Metro Weekly

StoryCorps launches “Stonewall OutLoud” to capture 50 years of LGBTQ history

Initiative aims to record personal interviews with LGBTQ elders and preserve them for posterity

As the 50th anniversary of the Stonewall Uprising, considered the seminal moment of the modern-day LGBTQ rights movement, approaches, StoryCorps is launching “Stonewall OutLoud,” an initiative that seeks to capture and preserve the stories of LGBTQ elders before they are lost to history.

As the nonprofit that seeks to preserve and share stories of Americans of all backgrounds and beliefs, StoryCorps seeks to cover LGBTQ history from multiple angles and perspectives.
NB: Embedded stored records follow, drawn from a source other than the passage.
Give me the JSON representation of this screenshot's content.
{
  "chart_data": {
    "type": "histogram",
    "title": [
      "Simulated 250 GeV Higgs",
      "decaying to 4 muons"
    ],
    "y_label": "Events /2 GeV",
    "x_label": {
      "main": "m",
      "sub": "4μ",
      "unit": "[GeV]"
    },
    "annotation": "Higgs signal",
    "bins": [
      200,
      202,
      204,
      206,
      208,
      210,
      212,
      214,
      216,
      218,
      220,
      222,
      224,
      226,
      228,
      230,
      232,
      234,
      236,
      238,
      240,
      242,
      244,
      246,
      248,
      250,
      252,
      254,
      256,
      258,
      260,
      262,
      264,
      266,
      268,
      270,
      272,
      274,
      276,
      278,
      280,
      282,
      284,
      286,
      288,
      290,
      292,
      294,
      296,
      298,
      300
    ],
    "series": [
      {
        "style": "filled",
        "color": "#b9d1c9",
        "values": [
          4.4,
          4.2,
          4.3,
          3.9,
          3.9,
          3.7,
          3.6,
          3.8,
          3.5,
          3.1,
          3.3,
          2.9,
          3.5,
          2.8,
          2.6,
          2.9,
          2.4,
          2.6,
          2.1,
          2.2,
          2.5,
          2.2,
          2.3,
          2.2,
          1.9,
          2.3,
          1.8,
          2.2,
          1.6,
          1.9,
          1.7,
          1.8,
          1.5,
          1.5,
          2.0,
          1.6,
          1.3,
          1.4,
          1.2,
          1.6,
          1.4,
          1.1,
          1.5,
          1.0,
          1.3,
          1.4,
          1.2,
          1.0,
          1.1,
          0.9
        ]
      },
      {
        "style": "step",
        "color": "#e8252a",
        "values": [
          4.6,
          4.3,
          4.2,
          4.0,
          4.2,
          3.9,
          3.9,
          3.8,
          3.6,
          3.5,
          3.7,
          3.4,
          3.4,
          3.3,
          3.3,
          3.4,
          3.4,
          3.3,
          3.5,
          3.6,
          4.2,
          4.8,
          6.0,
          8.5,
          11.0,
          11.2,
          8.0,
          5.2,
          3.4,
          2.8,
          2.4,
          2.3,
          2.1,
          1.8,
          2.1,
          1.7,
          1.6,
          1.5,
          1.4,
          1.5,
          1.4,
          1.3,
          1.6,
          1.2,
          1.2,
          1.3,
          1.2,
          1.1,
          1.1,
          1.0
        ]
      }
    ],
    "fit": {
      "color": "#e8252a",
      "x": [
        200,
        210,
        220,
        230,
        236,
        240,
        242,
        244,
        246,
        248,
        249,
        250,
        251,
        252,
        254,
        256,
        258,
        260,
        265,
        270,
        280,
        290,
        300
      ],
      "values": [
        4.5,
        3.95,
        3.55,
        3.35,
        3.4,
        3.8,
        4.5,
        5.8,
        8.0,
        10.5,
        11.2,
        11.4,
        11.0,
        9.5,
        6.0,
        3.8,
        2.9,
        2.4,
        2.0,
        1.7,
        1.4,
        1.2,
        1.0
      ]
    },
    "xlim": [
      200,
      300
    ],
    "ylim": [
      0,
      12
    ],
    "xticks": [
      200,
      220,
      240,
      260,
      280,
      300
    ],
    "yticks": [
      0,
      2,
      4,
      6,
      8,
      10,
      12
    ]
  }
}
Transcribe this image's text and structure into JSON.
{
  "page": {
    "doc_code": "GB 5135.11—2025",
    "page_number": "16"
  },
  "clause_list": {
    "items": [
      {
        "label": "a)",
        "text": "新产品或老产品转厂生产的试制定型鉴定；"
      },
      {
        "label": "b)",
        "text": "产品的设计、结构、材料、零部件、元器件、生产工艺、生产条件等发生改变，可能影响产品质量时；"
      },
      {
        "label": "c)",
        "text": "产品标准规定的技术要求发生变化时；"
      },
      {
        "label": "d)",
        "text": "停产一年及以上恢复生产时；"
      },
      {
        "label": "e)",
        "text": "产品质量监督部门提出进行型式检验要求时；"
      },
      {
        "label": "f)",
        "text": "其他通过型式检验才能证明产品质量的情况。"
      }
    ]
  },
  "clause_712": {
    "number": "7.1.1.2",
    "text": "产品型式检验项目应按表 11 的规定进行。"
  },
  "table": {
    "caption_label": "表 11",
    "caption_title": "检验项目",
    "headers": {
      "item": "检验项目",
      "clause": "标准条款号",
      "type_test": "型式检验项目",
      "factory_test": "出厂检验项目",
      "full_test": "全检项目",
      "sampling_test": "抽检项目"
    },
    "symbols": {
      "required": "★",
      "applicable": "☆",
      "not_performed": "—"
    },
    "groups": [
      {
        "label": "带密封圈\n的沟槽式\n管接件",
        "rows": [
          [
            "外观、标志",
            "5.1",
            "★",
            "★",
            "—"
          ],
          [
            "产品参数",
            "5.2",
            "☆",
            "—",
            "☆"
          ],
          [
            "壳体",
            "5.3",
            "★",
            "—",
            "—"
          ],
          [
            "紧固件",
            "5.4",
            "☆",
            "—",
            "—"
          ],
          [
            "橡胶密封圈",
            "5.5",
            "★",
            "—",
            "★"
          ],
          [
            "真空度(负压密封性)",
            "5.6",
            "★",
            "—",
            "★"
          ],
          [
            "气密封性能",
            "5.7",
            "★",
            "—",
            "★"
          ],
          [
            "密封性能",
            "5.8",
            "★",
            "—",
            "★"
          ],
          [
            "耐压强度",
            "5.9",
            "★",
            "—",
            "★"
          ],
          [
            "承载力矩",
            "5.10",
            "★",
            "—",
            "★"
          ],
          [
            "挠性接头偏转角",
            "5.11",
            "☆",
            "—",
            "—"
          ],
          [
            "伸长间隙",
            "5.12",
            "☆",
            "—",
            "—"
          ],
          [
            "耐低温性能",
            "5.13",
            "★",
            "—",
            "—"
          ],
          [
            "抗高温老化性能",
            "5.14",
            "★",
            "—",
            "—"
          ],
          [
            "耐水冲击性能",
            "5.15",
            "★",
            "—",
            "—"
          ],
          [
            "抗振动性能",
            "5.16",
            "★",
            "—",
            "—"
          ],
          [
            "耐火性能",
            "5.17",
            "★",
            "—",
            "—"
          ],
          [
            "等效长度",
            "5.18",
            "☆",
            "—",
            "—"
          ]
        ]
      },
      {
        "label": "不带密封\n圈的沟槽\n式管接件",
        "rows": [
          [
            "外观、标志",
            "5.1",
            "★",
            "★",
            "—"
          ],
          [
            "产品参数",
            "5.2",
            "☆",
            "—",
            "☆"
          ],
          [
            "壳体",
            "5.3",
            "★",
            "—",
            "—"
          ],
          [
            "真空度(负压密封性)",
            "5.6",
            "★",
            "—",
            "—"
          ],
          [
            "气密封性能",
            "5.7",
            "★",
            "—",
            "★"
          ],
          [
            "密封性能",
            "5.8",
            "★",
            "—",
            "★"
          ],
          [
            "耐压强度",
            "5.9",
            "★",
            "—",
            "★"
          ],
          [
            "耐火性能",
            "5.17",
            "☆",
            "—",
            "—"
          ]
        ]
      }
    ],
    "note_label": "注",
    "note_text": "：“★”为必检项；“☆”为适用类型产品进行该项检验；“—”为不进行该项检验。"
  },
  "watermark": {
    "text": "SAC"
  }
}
As such, Stonewall OutLoud will reach out to as many unique voices as possible, placing special emphasis on the experiences of (and evolution of LGBTQ rights within) rural communities, communities of color, and transgender community.

The initiative seeks to connect older and younger generations through interviews with various LGBTQ people, preserving their individual stories for future generations, and sharing them with the broader public through educational and broadcast partnerships.

To carry out this project, StoryCorps will be asking people across the country to use the free StoryCorps mobile app to record the stories of LGBTQ people who were born before the events of Stonewall. Each of those interviews will become a permanent part of American history at the American Folklife Center at the Library of Congress.

The StoryCorps app enables anyone to record conversations with the intent of archiving them for posterity, and guides users through the interview experience, even helping prepare interview questions and showing them how to upload the audio files to the archive.storycorps.org website where the recordings will be housed. 

StoryCorps is partnering with multiple partners, including SAGE, the advocacy organization for LGBTQ elders, the National LGBTQ Task Force, Griot Circle, and GLSEN, on the project. Individuals and organizations can pledge to take part in the project by visiting www.storycorps.org/outloud

Based on statistics provided by SAGE, there are an estimated 3 million LGBTQ adults over age 50 in the United States. Nearly 60% of LGBTQ elders report feeling a lack of companionship, 50% report feeling isolated from others, and 40% feel disconnected or even unwelcome by younger LGBTQ people. As such, when there is no intergenerational interaction, stories and lessons from the past can be lost or go unheeded, further underscoring the importance of preserving the history of a community that has traditionally been marginalized.

“We’re thrilled to be working with our partners over the month of June to ask the country to honor an LGBTQ elder with an interview and preserve this part of our history about which so little information exists,” Dave Isay, the president and founder of StoryCorps, said in a statement. “In the spirit of the Shoah project, which documented the stories of every living Holocaust survivor, and Maya Angelou’s stirring words, ‘History, despite its wrenching pain, cannot be unlived, but if faced with courage, need not be lived again,’ we hope that Stonewall OutLoud will be a beautiful, loving celebration of LGBTQ elders on this historic anniversary.”

World of Wonder’s Randy Barbara and Fenton Bailey, the directors and producers of the documentary that incorporates some of those first-person accounts from the project, hailed the contributions of activists involved in the early days of the LGBTQ civil rights movement.

“We believe we stand on the shoulders of our elders. Without their bravery and sacrifice, we would not have the freedoms we enjoy today,” Barbato and Bailey said in a joint statement. “In Stonewall OutLoud, it’s our intention for their voices to live on, so that we do not take what they sacrificed for granted and so that we continue to fight for the freedom and dignity of LGBTQ+ people all over the world.”